A mobilidade é outra questão. Segundo o IBGE, cerca de 20% do orçamento doméstico das famílias que sobrevivem com até dois salários é comprometido com transporte (IBGE, 2020). A baixa disponibilidade de transporte público diminui o acesso da população a oportunidades de trabalho, transporte, saúde e educação nos centros urbanos do país.

Mulheres periféricas à frente da solução

Ainda que sejam muitas vezes abandonadas pelo poder público, as periferias, com seu senso de comunidade e coletividade, são também lugares onde fervilham soluções.

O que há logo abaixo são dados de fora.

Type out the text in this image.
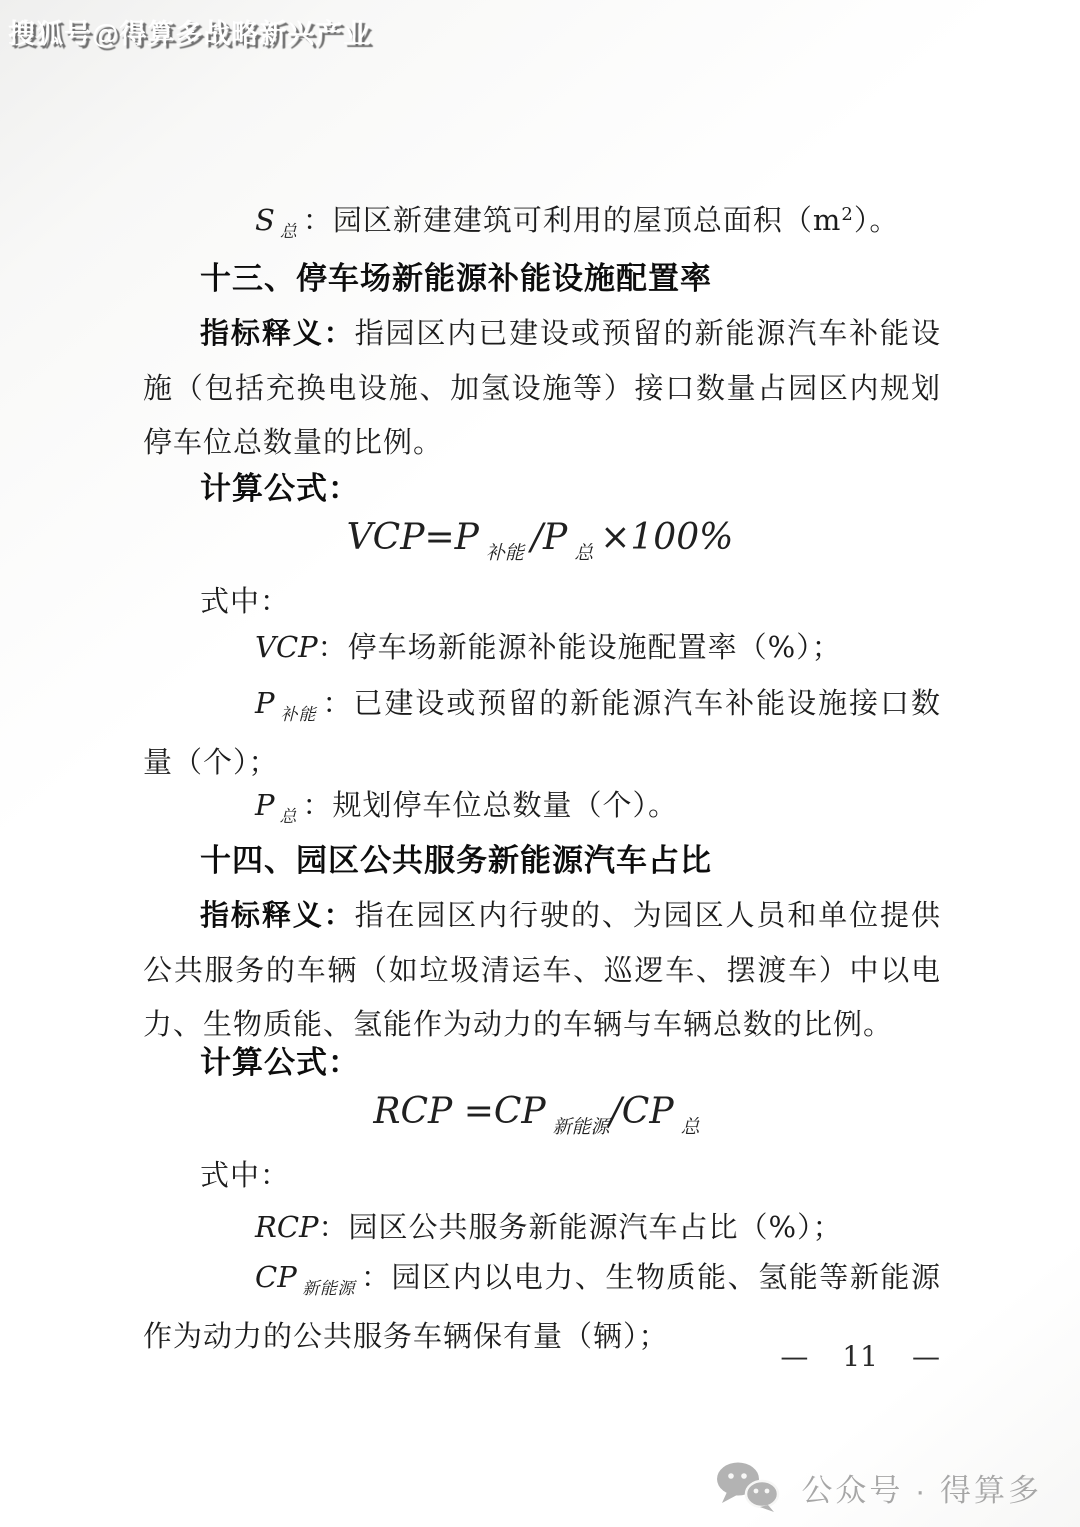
搜狐号@得算多战略新兴产业

S $_总$ ：园区新建建筑可利用的屋顶总面积$(m^2)$。

十三、停车场新能源补能设施配置率

指标释义：指园区内已建设或预留的新能源汽车补能设施（包括充换电设施、加氢设施等）接口数量占园区内规划停车位总数量的比例。

计算公式：

VCP=P $_{补能}$ /P $_总$ ×100%

式中：

VCP：停车场新能源补能设施配置率（%）；

P $_{补能}$ ：已建设或预留的新能源汽车补能设施接口数量（个）；

P $_总$ ：规划停车位总数量（个）。

十四、园区公共服务新能源汽车占比

指标释义：指在园区内行驶的、为园区人员和单位提供公共服务的车辆（如垃圾清运车、巡逻车、摆渡车）中以电力、生物质能、氢能作为动力的车辆与车辆总数的比例。

计算公式：

RCP =CP $_{新能源}$/CP $_总$

式中：

RCP：园区公共服务新能源汽车占比（%）；

CP $_{新能源}$ ：园区内以电力、生物质能、氢能等新能源作为动力的公共服务车辆保有量（辆）；

— 11 —
公众号 · 得算多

Alguns exemplos de iniciativas de impacto ambiental liderados por mulheres são a Patrulhinha da Limpeza em Rio das Pedras, criada, bancada financeiramente e liderada por Cleusa Florença, e Favela Orgânica de Regina Tchelly.

A primeira foi divulgada ainda em 2013, pela O Globo. Moradora da favela por décadas, mesmo na época trabalhando em salão e barraca de pastel, Cleusa investia 240 reais por mês para que crianças fiscalizassem os vizinhos a não jogar lixo na rua, com apito e uniformes. A diminuição de lixo nas ruas reduz o risco de doenças e promove a educação ambiental. A eficiência da ação foi reconhecida pela Comlurb e Secretarias Municipais de Educação e Meio Ambiente.

Já a Favela Orgânica de Regina ensinou a cozinhar sem desperdício de alimentos, com aulas de culinária e ensinando sobre as pequenas hortas nos quintais dos moradores. O objetivo é cuidar do meio ambiente e mudar a relação com a alimentação, sem gastar mais.

Essas iniciativas mostram como as mulheres periféricas possuem visão do que precisa ser melhorado e, com apoio e escuta de parceiros qualificados, suas ideias são parte da solução de enfrentamento à crise climática. Ouvi-las, valorizar suas ações e trocar saberes são caminhos que abrem a elas mais chances de segurança diante dos impactos da mudança climática.

Você sabe quais são as demandas das mulheres periféricas da sua região?

“Este conteúdo não representa, necessariamente, a opinião do Observatório do Clima ou de qualquer um de seus membros.”